Was a charm. I finally got the long-awaited + yesterday morning!!! I was so thrilled! I was crying with joy and shaking because I was so enthused. I couldn't believe it. I kept looking at the result window all day just to make sure the + was still there! I called my nurse to let her know; she ordered a blood pregnancy test.



I woke up this morning to an aweful, gut-wrenching feeling. Something was wrong. I had one more HPT left and I took it. Negative. It seemed my worst fear was coming true. I tired calming myself thiking that maybe it was wrong.

I still needed to hear the blood test results from my Dr. I headed into work, trying to be optimistic. I called at 9am...results not in. 12 noon...called again and they put me on the phone with the Dr. herself. I knew this couldn't be good. Sure enough, first words out of her mouth were, "I'm afraid I have some bad news, hun." She began to explain, "There's actually some good news from this though." "What?" I insisted. "Well, you were pregnant, which means you can achieve conception. However, you have had a chemical pregancny, which means an early miscarriage." "W...w..why?" I manged to stutter. "There's really no explanation. It could be any number of things. Set up another consult when you are ready and we'll discuss your otpions." Choked up and tears already flowing, I managed to say, "O...o...k, bye." I lost it. I'm still losing it.

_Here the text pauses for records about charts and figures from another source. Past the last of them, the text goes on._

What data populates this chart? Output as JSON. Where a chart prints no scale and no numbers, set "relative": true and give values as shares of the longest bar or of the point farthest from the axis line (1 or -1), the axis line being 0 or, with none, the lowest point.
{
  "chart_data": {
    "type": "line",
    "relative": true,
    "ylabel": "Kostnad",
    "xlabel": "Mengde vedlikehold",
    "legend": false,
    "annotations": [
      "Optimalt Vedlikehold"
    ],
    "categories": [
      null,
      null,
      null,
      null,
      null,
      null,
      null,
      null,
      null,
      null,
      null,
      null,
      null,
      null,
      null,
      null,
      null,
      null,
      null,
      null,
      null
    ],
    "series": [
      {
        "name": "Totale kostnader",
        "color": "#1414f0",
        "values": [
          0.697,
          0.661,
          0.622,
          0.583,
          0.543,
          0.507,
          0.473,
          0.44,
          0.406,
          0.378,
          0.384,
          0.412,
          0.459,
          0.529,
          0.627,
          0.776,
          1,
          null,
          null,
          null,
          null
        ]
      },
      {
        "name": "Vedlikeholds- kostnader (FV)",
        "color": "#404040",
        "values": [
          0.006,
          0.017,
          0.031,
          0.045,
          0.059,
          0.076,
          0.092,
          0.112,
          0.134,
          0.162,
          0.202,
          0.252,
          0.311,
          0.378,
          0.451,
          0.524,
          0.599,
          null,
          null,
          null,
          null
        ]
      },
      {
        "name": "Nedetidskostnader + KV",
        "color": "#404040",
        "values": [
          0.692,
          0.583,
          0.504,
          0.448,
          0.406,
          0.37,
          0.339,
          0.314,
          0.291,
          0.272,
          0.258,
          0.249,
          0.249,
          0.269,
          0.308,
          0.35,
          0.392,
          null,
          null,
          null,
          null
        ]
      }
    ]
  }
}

Just yesterday there was a live and growing baby in my womb. Today, that same baby is dead. I'm very angry and frustrated. I don't understand why people should have to go through this!?!? It hurts more than I could ever put into words. 18 months to finally achieve a pregnancy and all for nothing, for death. I feel the greatest sense of loss at the moment. Emptiness.

Chris didn't know about the pregnancy at all. I was going to tell him today. Tell him finally that he would be a Daddy in a few short months. Instead, I called him from work. I couldn't even speak I was crying so hard. He said, "I'll be right there." Ten minutes later he walked into my office and I was still sobbing. "What? What is it, I'm here." He desparately asked. I told him everything, everything that had happened. He's just as crushed as I am but I believe he's holding it all in for my sake. He's trying so hard to be strong for me. I don't know how he does it. He's the most amazing man I've ever met.

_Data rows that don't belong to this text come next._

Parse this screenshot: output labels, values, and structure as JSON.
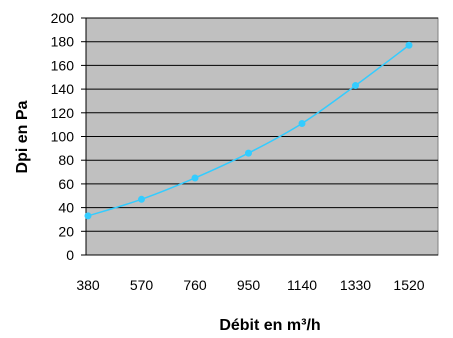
{
  "chart_data": {
    "type": "line",
    "title": "",
    "xlabel": "Débit en m³/h",
    "ylabel": "Dpi en Pa",
    "categories": [
      "380",
      "570",
      "760",
      "950",
      "1140",
      "1330",
      "1520"
    ],
    "y_ticks": [
      "0",
      "20",
      "40",
      "60",
      "80",
      "100",
      "120",
      "140",
      "160",
      "180",
      "200"
    ],
    "ylim": [
      0,
      200
    ],
    "grid": "horizontal",
    "legend": "none",
    "series": [
      {
        "values": [
          33,
          47,
          65,
          86,
          111,
          143,
          177
        ]
      }
    ],
    "colors": {
      "plot_background": "#c0c0c0",
      "line": "#33ccff",
      "gridline": "#000000"
    }
  }
}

We both took the remainder of today off and did manage to inform our parents of what happened. I'm still aching all over. I haven't miscarried yet, which means the baby is still inside me. That hurts even more. I wish it would just come out. For the first time in a long time, I just wish my period would come. It's killing me to know our dead baby is just there.

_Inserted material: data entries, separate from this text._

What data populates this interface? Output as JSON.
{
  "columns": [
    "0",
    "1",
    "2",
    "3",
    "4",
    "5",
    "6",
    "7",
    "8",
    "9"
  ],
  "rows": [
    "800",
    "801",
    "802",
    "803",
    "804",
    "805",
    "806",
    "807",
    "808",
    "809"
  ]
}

I don't know what we are going to do at this point. My Dr. insisted that we come in for another consult. We'll see her this coming Monday, 8/16.

Please pray for our angel in Heaven and for our sanity.

1 comment:

Anonymous said...

I am truly sorry for your loss. I have been reading your blog for sometime now and every time you have tried I have put you and Chris in my thoughts and tried to send out the most positive energy I could. And just as I'm sure every one around you did, I hoped beyond hope that this time it would happen for you. I'm very sorry to hear that you got instead one of the worst pains imaginable. I don't know what the doctor would recommend but I say to you with a most sincere heart that maybe the best thing right now is a break. I can only imagine how shot your emotions and sanity must be at this point and it might benefit you more to be able to re-center yourself and recoup your finances before jumping back into things. I wish the best for you both.